Tout d’abord lointains, les roulements caractéristiques du tonnerre deviennent plus présents et plus secs… Nous sommes à 1h de la cabane de la porteille de Rotja. La pluie et la grêle se mettent à tomber. Nous arrivons à l’abri trempés…
L’abri est sommaire mais nous protège tout de même des intempéries. Surtout, prendre garde à bien laisser hors sol sacs et affaires : l’eau s’infiltre sous les murs et se répand sur le sol de l’abri ! Curieusement il y a du réseau. Nous en profitons pour passer coups de fil et SMS. Il fait froid. Soupe chaude et au lit à 19h 30 !
20h 30. La porte s’ouvre et apparaît un grand et jeune gaillard répondant au nom de Simon. Malgré sa veste de pluie, Simon est trempé. Son sac et les affaires qu’il contient itou. Protection de pluie insuffisante… Simon ne pense qu’à une chose, se glisser dans son sac de couchage tout mouillé ! Il s’inquiète des « petites bêtes » que pourraient héberger les couvertures de la cabane…
Étape 8
Vendredi 8 juillet
Abri Porteille de Rotja – Refuge Ull de Ter / D+ 300m / D- 440m / 3h 30
Au diable les « petites bêtes » ! Simon s’est enroulé dans 3 ou 4 couvertures pendant la nuit pour se réchauffer !
Il a plu une bonne partie de la nuit et, à 8h ce matin, il pleut encore.
Simon part avant nous. Nous ne le reverrons pas. Nous attendons 9h et une accalmie pour partir. À la portella del Callau s’ouvre le vaste pla de Coma Armada. À la porteille de Morens nous décidons de passer par le refuge d’Ull de Ter, les conditions météo n’étant pas très favorables à une escapade par les crêtes via le pic de la Dona et le pic du Géant. Au refuge, le gardien nous confirme une journée instable. Alors nous optons pour une journée « repos » au refuge et commençons par un vrai repas !

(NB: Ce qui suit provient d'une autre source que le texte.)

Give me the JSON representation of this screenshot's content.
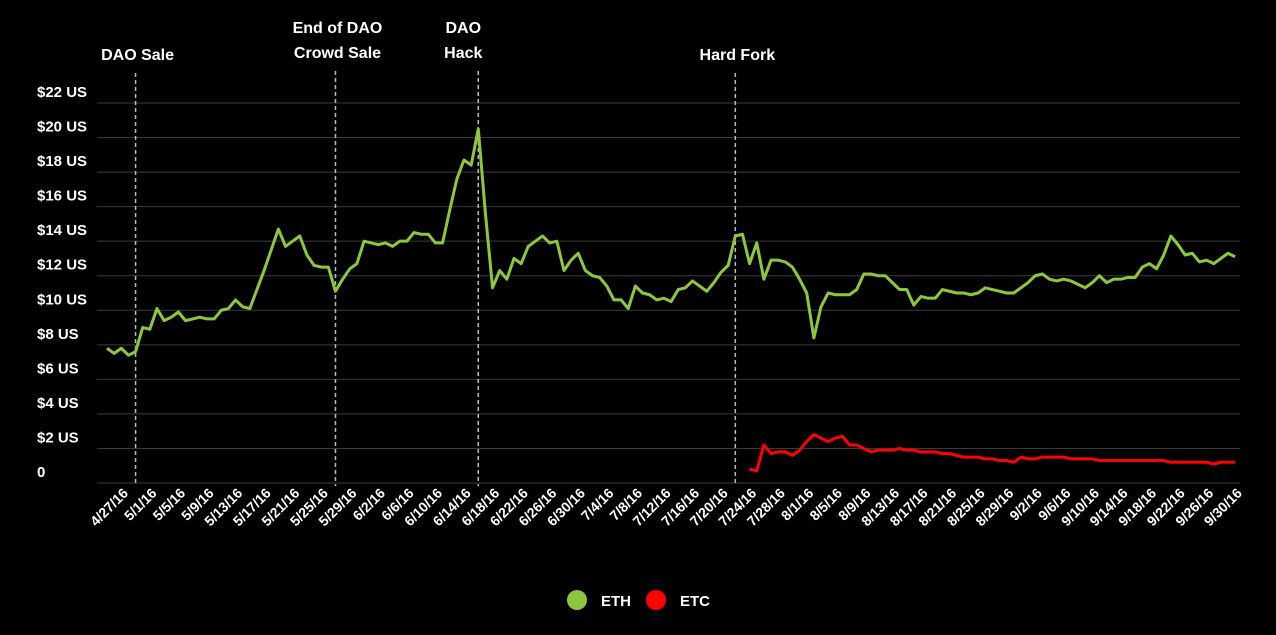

Demain la météo semble favorable et, après avoir étudié le parcours à venir, il nous faudra en profiter un max pour parcourir la crête frontière que nous sommes amenés à suivre pratiquement jusqu’à Puigcerda.
Belle rencontre avec une famille espagnole qui passe sa journée au refuge. Un couple avec trois enfants (10, 8 et 5 ans !). Ils parcourent le GR 11 depuis une semaine et terminent leur périple demain à Nuria. Ils parlent français et nous devisons sur… la montagne pardi !
Étape 9
Samedi 9 juillet
Refuge Ull de Ter – Puigmal d’Err / D+ 1550m / D- 1160m / 10h 30
Ciel clair, météo au top, on devrait pouvoir cheminer sur les crêtes sans problème où plusieurs pics à 2600, 2700 voire 2900m nous attendent.
Col de la Vaca, un coup d’œil aux étangs de la Carança en contre-bas et nous suivons la crête frontière en passant au col de Nou Creous où, dit-on, les neuf croix ont été plantées en mémoire d’un groupe de neuf personnes foudroyées sur la crête… Brrrr… Une autre version, plus soft, parle simplement de croix plantées par des pèlerins se rendant au sanctuaire de Nuria.
Nous y faisons la connaissance d’un couple de Bayonne qui photographie les bornes frontière depuis 3 ans. Il leur en reste deux à trouver dans cette partie des Pyrénées (la 509 et la 510) et 4 autres dans le Val d’Aran.
Au pic de Nou Fonts nous rencontrons Yves un jeune HRPiste parti de l’hospice de Vielha (il a fait Hendaye/l’hospice en 2014).
Au col de Nuria nous ignorons la descente dans la vallée d’Eyne et filons plein Ouest sur la crête frontière. Et c’est l’enchaînement des pics : pic de Nuria (2794m), pic de Finestrelles (2828m), puigmal de Segre (2843m), petit puigmal de Segre (2809m), puigmal d’Err (2910m). Cet itinéraire permet une vue fantastique sur la Cerdagne française , sur le Carlit et les pics au Nord de la vallée de la Têt.
Nous bivouaquons à l’Ouest du puigmal d’Err, au milieu des mouflons et des isards. Malheureusement, une fois de plus, la brume nous cache le soleil.